By three o’clock, my parents, siblings and I were seated at our dining table ready for lunch. Dad shared jokes at the table, and mum would ask my brother and me to stop picking on each other, and instead ask us about our day at school. I had looked forward to being surrounded by my family all day.

Today, I’m a grown independent 27 year-old career woman, just got married to my loving and supportive husband, who works as much as I do. Lunchtime is merely an afterthought for us both as we race through our responsibilities for the day, rushing from one meeting to another. Quick bites at our desks is what our times allow, or even a combination of late lunch and early dinner when we meet at a restaurant after work. It’s often dark out when we get home and we unwind over some TV show and tea, with one eye constantly monitoring our phones or laptops for urgent work emails.

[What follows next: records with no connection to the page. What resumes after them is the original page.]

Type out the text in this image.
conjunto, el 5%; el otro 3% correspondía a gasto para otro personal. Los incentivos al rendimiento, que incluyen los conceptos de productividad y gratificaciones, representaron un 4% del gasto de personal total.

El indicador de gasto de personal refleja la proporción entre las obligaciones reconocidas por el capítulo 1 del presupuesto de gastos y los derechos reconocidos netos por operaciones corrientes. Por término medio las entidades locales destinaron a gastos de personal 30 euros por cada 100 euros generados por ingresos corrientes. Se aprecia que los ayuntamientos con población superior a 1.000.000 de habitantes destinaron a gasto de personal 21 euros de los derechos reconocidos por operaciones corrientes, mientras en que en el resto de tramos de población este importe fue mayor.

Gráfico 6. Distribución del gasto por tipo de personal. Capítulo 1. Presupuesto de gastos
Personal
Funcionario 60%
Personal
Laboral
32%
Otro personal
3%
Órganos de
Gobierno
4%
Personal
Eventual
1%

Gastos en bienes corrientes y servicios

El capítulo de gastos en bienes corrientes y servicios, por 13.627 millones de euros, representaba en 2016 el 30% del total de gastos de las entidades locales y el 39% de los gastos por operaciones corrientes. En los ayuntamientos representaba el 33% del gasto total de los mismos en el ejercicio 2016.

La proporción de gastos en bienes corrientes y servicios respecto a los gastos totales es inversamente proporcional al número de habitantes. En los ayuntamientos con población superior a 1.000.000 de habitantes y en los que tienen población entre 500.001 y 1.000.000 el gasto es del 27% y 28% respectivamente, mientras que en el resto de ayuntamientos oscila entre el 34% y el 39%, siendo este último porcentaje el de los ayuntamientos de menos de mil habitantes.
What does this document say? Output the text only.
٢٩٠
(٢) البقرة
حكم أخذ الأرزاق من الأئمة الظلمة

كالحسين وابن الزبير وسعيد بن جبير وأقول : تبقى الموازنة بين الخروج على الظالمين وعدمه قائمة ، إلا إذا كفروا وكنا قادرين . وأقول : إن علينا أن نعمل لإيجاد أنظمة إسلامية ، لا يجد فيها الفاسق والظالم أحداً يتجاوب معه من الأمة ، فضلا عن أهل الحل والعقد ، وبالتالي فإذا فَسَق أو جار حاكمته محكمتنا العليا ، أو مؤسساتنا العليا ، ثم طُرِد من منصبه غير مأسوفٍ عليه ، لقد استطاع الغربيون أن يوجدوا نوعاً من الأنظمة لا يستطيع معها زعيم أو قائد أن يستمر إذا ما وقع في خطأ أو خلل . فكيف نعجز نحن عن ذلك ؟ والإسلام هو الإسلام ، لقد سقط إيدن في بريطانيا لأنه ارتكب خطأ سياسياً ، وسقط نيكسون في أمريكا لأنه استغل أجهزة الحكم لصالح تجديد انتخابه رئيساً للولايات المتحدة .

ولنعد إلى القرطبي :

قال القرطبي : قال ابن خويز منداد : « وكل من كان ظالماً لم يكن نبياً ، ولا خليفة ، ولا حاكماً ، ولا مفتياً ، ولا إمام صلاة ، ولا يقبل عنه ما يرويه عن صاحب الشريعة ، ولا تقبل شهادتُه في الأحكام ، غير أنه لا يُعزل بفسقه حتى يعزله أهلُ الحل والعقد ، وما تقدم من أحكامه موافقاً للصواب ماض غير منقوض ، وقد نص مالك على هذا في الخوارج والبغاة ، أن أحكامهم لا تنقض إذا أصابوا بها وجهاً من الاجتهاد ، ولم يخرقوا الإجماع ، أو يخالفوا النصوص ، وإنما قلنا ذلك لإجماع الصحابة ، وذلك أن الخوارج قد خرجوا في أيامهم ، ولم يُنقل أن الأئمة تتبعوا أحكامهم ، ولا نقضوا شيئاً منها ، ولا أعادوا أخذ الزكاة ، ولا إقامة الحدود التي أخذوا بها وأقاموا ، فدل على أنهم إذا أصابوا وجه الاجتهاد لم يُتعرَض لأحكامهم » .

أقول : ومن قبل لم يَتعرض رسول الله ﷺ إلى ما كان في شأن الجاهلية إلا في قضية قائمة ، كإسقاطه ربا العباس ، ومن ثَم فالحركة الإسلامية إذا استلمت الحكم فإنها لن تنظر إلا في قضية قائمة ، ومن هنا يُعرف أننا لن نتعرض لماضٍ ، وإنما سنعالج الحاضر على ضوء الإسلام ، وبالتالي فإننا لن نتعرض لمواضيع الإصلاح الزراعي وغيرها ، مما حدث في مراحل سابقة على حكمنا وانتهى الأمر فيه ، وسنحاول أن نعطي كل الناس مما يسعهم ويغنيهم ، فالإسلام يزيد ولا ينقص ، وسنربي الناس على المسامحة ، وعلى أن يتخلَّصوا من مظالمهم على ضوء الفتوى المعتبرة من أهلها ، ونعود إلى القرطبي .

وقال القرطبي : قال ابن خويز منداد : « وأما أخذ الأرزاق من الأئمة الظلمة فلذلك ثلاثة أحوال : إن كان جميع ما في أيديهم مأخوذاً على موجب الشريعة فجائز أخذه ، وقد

My mother was a stay-at-home mum when we grew up. She spent her days planning carefully for when we got home, preparing our favourite meals and tutoring us for school. She had an active interest in our lives and paid close attention to our behaviour and friendships. She knew each of her children inside out.

One day when I have children of my own, I wonder what they would daydream about coming home to? Will they feel the same rush knowing I will not be there to shower them with love and that I did not spend the day cooking them a feast? The ambitious working woman in me would like to think that perhaps it would make them pay better attention in school than I did. Would they be forced into independence at an early age and would that be in their best interest? As we get caught up in building our future dreams, are we losing sight of the quality of human beings we nurture for future generations? I often wonder...

— The reader is an Emirati marketing specialist based in Dubai.